Notice what you are experiencing emotionally in this moment. Name the emotion or emotions to yourself. Maybe even write it down on a piece of paper.

Engage in this emotion-naming three times throughout your day today. Notice the fluctuations you experience in emotion and intensity. Notice what you do with the emotion. Is it healthy for you?

 

Today’s exercise is intended to increase your emotional awareness, both regarding what you are experiencing emotionally as well as what you do with it. As always, if this feels overwhelming, please call Johanna to set up an appointment.

 

NOTE: This is not intended to replace therapy.  Please contact Johanna at (585)406-3012 if you are interested in engaging in counseling for optimal wellness.

June’s Mindfulness Exercise

Mindfulness involves observing and accepting the things around and within us in the present moment, without judgment.  In therapy, Johanna may involve mindfulness skills to build awareness of various issues and to develop coping strategies to reach optimal wellness.   The exercise below is not individualized to your needs as it may be in therapy, but is rather intended as a general exercise that you may find useful.

June’s Mindfulness Exercise:

This month, we are going to bring our awareness to the endcaps of the day. Pick either the morning or the evening, and every day write down the first thoughts that pop into your head in the morning, or the last thoughts that run through your mind at the end of the day.
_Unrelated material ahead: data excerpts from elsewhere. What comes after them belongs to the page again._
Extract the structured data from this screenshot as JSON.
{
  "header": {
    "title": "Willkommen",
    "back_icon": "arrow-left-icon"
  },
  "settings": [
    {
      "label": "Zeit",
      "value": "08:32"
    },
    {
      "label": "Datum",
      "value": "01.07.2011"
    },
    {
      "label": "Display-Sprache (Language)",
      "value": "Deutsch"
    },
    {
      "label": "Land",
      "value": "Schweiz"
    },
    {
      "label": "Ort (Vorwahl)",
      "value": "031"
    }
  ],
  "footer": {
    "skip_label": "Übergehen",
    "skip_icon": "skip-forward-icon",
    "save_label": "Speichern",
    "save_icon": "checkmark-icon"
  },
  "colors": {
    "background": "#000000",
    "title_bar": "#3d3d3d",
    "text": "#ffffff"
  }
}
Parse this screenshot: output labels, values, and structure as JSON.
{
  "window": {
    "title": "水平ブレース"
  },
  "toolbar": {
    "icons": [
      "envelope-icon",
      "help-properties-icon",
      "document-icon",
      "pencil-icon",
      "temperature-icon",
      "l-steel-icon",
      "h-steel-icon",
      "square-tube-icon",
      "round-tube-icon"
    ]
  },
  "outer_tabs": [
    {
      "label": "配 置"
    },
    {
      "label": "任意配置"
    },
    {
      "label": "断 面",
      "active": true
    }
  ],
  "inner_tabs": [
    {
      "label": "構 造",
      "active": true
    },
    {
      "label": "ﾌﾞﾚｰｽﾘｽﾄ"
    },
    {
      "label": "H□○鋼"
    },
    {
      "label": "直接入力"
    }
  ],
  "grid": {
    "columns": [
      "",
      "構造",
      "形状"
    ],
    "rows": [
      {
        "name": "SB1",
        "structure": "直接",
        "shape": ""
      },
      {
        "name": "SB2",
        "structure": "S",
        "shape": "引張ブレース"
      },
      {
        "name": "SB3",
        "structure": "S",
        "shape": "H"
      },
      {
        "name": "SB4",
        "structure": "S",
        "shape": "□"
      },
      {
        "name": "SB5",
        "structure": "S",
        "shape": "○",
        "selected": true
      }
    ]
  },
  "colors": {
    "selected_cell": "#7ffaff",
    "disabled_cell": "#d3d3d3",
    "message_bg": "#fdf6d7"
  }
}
We can’t control what first pops into the mind, but we can control what we do with it and the habits we shape around our thoughts. After tracking your thoughts for several days, notice if there are patterns to your thinking. Those first or last thoughts of the day – are they what you’d want to have in your mind?

If they are, carry on. If they are not, take a moment to reflect on what kinds of thoughts you would like to have at the start or end of your day. Write down on a piece of paper or post-it what you’d like them to be, and place them next to your bed. Every day, before you close your eyes to end the day (or get out of bed to start the day), review the piece of paper.

In doing so, you are bringing mindfulness to your thoughts and training your mind to take the thought paths you would most prefer!

 

NOTE: This is not intended to replace therapy.  Please contact Johanna at (585)406-3012 if you are interested in engaging in counseling for optimal wellness.

May’s Mindfulness Exercise

Mindfulness involves observing and accepting the things around and within us in the present moment, without judgment.  In therapy, Johanna may involve mindfulness skills to build awareness of various issues and to develop coping strategies to reach optimal wellness.   The exercise below is not individualized to your needs as it may be in therapy, but is rather intended as a general exercise that you may find useful.

May’s Mindfulness Exercise:

This month, we are going to engage in expanded breathing. Begin by sitting or standing comfortably, and bring your awareness to your breath. Inhale and notice the feeling of your lungs expanding; exhale and notice the feeling of release. Pay attention to the feeling of air passing through either your nose or your mouth.

After taking several breaths without moving, begin to expand your awareness of breathing by engaging in physical movement. You can start by stretching your fingers out as you inhale, and relaxing them as you exhale. Take several breaths to do repeat this, at your regular breathing rate. Next expand your inhale by lifting your arms, and on an exhale release them. Take several breaths to engage in this practice also. You can continue to engage in this expansion or stretch and release with different parts of the body. After doing so, come back to a still position and return your awareness just to your breath as you inhale and exhale.

What do you notice about your physical self as you engage in this practice? What do you notice about your breathing?